Try placing them in a brown paper bag together with a ripe apple or tomato. This can help speed up the ripening process.


----------



## JMediger

My thoughts exactly Haggis ... if you want to use them up (and buy yellow'er ones to eat), you can slice and fry them similar to plantains since they are still so firm.


----------



## GB

That happened to me once PAB. The never did turn yellow. They went from green to green with dark spots. 

Open one up and taste it. See if it actually is ripe even though it is green.


----------



## urmaniac13

I never had this problem with bananas, but some of the kiwi did that to me a couple of times.  They just remained rock solid for what seemed to be forever, then, skipping the maturing process, they just shriveled up in the end... 
After that I stay clear of those stone kiwis, and make sure they are at least partially mature...


----------



## jkath

Haggis said:
			
		

> Try placing them in a brown paper bag together with a ripe apple or tomato. This can help speed up the ripening process.


 
Citrus does the trick with ripening too.


----------



## Shaheen

Using a slicer toss them in a skillet and deep fry. Sprinkle with salt and pepper and you have a snack to munch on!


----------



## PA Baker

GB said:
			
		

> That happened to me once PAB. The never did turn yellow. They went from green to green with dark spots.
> 
> Open one up and taste it.
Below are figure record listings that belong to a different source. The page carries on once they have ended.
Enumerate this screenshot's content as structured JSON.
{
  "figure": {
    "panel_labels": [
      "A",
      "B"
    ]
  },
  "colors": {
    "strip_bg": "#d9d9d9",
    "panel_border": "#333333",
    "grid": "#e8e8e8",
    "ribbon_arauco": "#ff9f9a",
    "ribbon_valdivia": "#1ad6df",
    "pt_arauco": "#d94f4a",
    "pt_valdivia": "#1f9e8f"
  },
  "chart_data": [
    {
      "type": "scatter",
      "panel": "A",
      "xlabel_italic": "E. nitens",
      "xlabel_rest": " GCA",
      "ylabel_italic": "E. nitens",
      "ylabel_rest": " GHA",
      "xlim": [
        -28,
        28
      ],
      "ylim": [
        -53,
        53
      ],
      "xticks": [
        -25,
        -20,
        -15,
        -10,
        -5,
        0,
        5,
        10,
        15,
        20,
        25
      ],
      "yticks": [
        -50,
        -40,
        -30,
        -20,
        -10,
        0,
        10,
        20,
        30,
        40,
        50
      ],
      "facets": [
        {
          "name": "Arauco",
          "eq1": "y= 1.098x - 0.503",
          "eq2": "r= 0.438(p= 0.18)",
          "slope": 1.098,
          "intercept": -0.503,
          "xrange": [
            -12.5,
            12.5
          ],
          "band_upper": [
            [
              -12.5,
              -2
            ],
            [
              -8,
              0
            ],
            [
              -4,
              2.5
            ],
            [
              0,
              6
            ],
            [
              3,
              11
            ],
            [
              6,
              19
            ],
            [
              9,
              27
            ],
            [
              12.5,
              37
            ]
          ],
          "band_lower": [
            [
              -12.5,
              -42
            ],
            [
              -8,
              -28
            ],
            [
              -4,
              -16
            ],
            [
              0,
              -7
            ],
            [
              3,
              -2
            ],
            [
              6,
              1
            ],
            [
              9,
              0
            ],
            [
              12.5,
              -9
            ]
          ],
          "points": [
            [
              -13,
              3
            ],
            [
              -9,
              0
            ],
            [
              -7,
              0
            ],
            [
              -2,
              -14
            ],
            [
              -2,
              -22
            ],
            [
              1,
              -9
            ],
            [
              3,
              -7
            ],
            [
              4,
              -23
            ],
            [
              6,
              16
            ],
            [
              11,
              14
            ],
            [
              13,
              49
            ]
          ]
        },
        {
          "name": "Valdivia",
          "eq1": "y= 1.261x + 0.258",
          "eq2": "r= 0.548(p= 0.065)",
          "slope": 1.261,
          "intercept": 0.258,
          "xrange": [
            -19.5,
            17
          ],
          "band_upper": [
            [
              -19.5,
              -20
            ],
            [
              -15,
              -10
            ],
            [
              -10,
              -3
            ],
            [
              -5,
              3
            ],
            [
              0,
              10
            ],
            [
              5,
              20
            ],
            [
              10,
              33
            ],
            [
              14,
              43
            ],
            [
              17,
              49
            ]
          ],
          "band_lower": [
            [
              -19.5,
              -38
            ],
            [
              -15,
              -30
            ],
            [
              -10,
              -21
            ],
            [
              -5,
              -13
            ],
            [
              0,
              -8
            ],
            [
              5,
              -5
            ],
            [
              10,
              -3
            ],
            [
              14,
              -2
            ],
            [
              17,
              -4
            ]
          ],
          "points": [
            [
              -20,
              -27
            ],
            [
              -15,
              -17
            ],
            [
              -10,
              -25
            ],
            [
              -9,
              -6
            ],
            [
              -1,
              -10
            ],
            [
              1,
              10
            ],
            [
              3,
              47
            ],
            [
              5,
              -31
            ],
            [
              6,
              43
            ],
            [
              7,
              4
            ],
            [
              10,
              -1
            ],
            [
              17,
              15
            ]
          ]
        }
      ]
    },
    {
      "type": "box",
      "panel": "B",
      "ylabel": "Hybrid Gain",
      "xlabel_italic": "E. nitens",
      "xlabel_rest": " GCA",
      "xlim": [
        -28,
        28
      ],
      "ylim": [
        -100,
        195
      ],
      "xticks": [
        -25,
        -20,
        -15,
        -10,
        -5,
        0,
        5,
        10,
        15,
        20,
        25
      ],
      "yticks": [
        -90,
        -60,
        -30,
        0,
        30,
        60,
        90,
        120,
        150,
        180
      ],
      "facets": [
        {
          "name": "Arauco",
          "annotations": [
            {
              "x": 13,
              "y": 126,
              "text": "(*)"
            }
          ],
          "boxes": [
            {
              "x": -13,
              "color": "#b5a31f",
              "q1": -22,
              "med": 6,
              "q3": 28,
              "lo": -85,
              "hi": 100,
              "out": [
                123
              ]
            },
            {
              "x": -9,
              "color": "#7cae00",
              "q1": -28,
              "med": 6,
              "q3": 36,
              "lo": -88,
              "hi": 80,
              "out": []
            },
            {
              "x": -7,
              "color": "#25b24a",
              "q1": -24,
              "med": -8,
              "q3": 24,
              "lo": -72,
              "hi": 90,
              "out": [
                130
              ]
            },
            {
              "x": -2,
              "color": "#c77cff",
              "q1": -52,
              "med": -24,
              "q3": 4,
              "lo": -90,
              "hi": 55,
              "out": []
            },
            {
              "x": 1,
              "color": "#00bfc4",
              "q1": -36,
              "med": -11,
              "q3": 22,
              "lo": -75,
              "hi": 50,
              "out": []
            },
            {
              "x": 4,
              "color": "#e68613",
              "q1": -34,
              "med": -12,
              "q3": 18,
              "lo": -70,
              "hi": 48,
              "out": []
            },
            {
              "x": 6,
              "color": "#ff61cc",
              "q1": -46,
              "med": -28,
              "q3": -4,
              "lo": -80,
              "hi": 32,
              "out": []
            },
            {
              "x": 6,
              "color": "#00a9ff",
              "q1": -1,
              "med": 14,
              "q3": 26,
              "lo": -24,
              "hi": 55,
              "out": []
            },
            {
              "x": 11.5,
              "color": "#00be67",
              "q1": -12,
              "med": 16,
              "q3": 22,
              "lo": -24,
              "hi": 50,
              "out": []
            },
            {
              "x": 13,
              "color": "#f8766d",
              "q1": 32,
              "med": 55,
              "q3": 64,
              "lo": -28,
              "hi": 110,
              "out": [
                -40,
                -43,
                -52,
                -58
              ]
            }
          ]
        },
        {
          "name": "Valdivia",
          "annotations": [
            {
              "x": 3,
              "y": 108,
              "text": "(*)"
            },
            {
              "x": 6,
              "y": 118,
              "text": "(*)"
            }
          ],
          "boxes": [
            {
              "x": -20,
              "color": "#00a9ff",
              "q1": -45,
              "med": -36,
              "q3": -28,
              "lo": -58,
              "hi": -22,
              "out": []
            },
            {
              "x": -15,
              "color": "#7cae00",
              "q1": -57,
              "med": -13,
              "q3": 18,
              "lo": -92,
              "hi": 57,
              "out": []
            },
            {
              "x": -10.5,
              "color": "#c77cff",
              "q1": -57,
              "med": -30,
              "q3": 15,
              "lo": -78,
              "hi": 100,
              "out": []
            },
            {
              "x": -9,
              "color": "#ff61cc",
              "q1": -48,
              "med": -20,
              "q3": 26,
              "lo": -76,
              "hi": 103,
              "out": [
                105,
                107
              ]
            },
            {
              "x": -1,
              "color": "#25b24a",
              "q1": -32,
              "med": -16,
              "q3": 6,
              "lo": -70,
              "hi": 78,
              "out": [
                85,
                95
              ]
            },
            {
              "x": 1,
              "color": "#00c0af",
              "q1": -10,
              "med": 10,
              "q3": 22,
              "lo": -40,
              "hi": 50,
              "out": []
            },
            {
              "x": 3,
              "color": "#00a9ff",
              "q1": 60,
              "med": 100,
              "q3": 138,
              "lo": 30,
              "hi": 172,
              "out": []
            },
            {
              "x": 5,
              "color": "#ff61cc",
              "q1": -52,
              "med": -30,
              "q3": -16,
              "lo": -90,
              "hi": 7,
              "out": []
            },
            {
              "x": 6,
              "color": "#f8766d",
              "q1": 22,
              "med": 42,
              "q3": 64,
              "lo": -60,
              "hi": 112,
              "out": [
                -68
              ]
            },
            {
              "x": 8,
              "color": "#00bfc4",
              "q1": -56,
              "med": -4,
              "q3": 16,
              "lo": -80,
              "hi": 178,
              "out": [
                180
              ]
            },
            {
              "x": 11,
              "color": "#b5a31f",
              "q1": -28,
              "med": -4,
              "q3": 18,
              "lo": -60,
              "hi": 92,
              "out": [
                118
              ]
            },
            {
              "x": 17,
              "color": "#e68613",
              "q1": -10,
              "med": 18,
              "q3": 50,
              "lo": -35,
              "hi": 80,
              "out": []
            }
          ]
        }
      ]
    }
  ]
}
See if it actually is ripe even though it is green.


 
That seems to be what's happening this time.  I have that problem often with fruit I buy at the grocery store, especially peaches and nectarines.  I was told once it's because things are so refrigerated to ship them that they never do ripen.  Another reason to buy local produce when I can (although I don't think I'll be finding local bananas)!


----------



## GB

Yeah I heard a similar theory when I had that situation.


----------